Nilearn understands two different ways of defining regions, which are called labels and maps, handled respectively by NiftiLabelsMasker and NiftiMapsMasker.

  • labels: a single region is defined as the set of all the voxels that have a common label (usually an integer) in the region definition array. The set of regions is defined by a single 3D array, containing at each location the label of the region the voxel is in. This technique has one big advantage: the amount of memory required is independent of the number of regions, allowing for representing a large number of regions. On the other hand, there are several contraints: regions cannot overlap, and only their support could be represented (no weighting).
  • maps: a single region is defined as the set of all the voxels that have a non-zero weight. A set of regions is thus defined by a set of 3D images (or a single 4D image), one 3D image per region. Overlapping regions with weights can be represented, but with a storage cost that scales linearly with the number of regions. Handling a large number (thousands) of regions will prove difficult with this representation.

Note

These usage are illustrated in Extracting times series to build a functional connectome

4.2.3.2. NiftiMapsMasker Usage

This atlas defines its regions using maps. The path to the corresponding file is given in the “maps_img” argument. Extracting region signals for several subjects can be performed like this:

One important thing that happens transparently during the execution of NiftiMasker.fit_transform is resampling. Initially, the images and the atlas do not have the same shape nor the same affine. Getting them to the same format is required for the signals extraction to work. The keyword argument resampling_target specifies which format everything should be resampled to. See the reference documentation for NiftiMapsMasker for every possible option.
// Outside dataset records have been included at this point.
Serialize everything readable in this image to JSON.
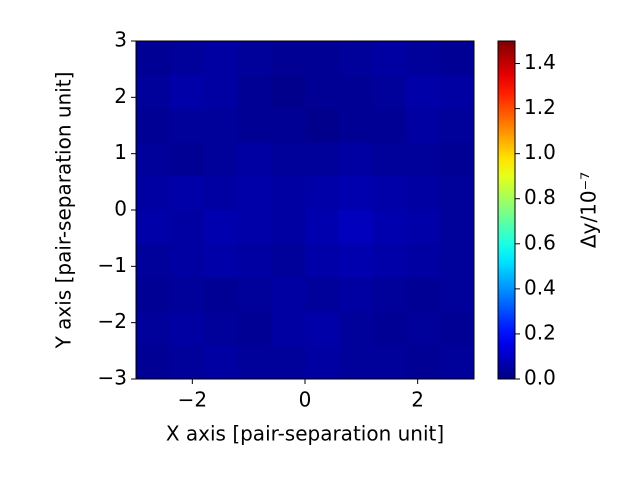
{
  "chart_data": {
    "type": "heatmap",
    "xlabel": "X axis [pair-separation unit]",
    "ylabel": "Y axis [pair-separation unit]",
    "xlim": [
      -3,
      3
    ],
    "ylim": [
      -3,
      3
    ],
    "xticks": [
      {
        "value": -2,
        "label": "−2"
      },
      0,
      2
    ],
    "yticks": [
      {
        "value": -3,
        "label": "−3"
      },
      {
        "value": -2,
        "label": "−2"
      },
      {
        "value": -1,
        "label": "−1"
      },
      0,
      1,
      2,
      3
    ],
    "colormap": "jet",
    "clim": [
      0,
      1.5
    ],
    "colorbar_label": "Δy/10⁻⁷",
    "colorbar_ticks": [
      {
        "value": 0,
        "label": "0.0"
      },
      {
        "value": 0.2,
        "label": "0.2"
      },
      {
        "value": 0.4,
        "label": "0.4"
      },
      {
        "value": 0.6,
        "label": "0.6"
      },
      {
        "value": 0.8,
        "label": "0.8"
      },
      {
        "value": 1.0,
        "label": "1.0"
      },
      {
        "value": 1.2,
        "label": "1.2"
      },
      {
        "value": 1.4,
        "label": "1.4"
      }
    ],
    "z": [
      [
        0.03,
        0.04,
        0.05,
        0.04,
        0.03,
        0.03,
        0.04,
        0.05,
        0.04,
        0.03
      ],
      [
        0.04,
        0.06,
        0.05,
        0.03,
        0.02,
        0.03,
        0.03,
        0.04,
        0.06,
        0.05
      ],
      [
        0.03,
        0.04,
        0.04,
        0.03,
        0.03,
        0.02,
        0.03,
        0.03,
        0.05,
        0.04
      ],
      [
        0.04,
        0.03,
        0.04,
        0.05,
        0.04,
        0.04,
        0.05,
        0.04,
        0.04,
        0.03
      ],
      [
        0.05,
        0.06,
        0.05,
        0.06,
        0.05,
        0.06,
        0.07,
        0.06,
        0.05,
        0.04
      ],
      [
        0.06,
        0.05,
        0.07,
        0.06,
        0.05,
        0.07,
        0.09,
        0.07,
        0.06,
        0.04
      ],
      [
        0.04,
        0.05,
        0.06,
        0.05,
        0.04,
        0.06,
        0.07,
        0.06,
        0.05,
        0.04
      ],
      [
        0.03,
        0.04,
        0.03,
        0.04,
        0.05,
        0.04,
        0.05,
        0.04,
        0.03,
        0.04
      ],
      [
        0.04,
        0.05,
        0.04,
        0.03,
        0.05,
        0.06,
        0.04,
        0.03,
        0.04,
        0.03
      ],
      [
        0.03,
        0.04,
        0.05,
        0.04,
        0.04,
        0.05,
        0.04,
        0.04,
        0.03,
        0.04
      ]
    ]
  }
}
4.2.3.3. NiftiLabelsMasker Usage

Usage of NiftiLabelsMasker is similar to that of NiftiMapsMasker. The main difference is that it requires a labels image instead of a set of maps as input.

The background_label keyword of NiftiLabelsMasker deserves some explanation. The voxels that correspond to the brain or a region of interest in an fMRI image do not fill the entire image. Consequently, in the labels image, there must be a label corresponding to “outside” the brain, for which no signal should be extracted. By default, this label is set to zero in nilearn, and is referred to as “background”. Should some non-zero value occur, it is possible to change the background value with the background_label keyword.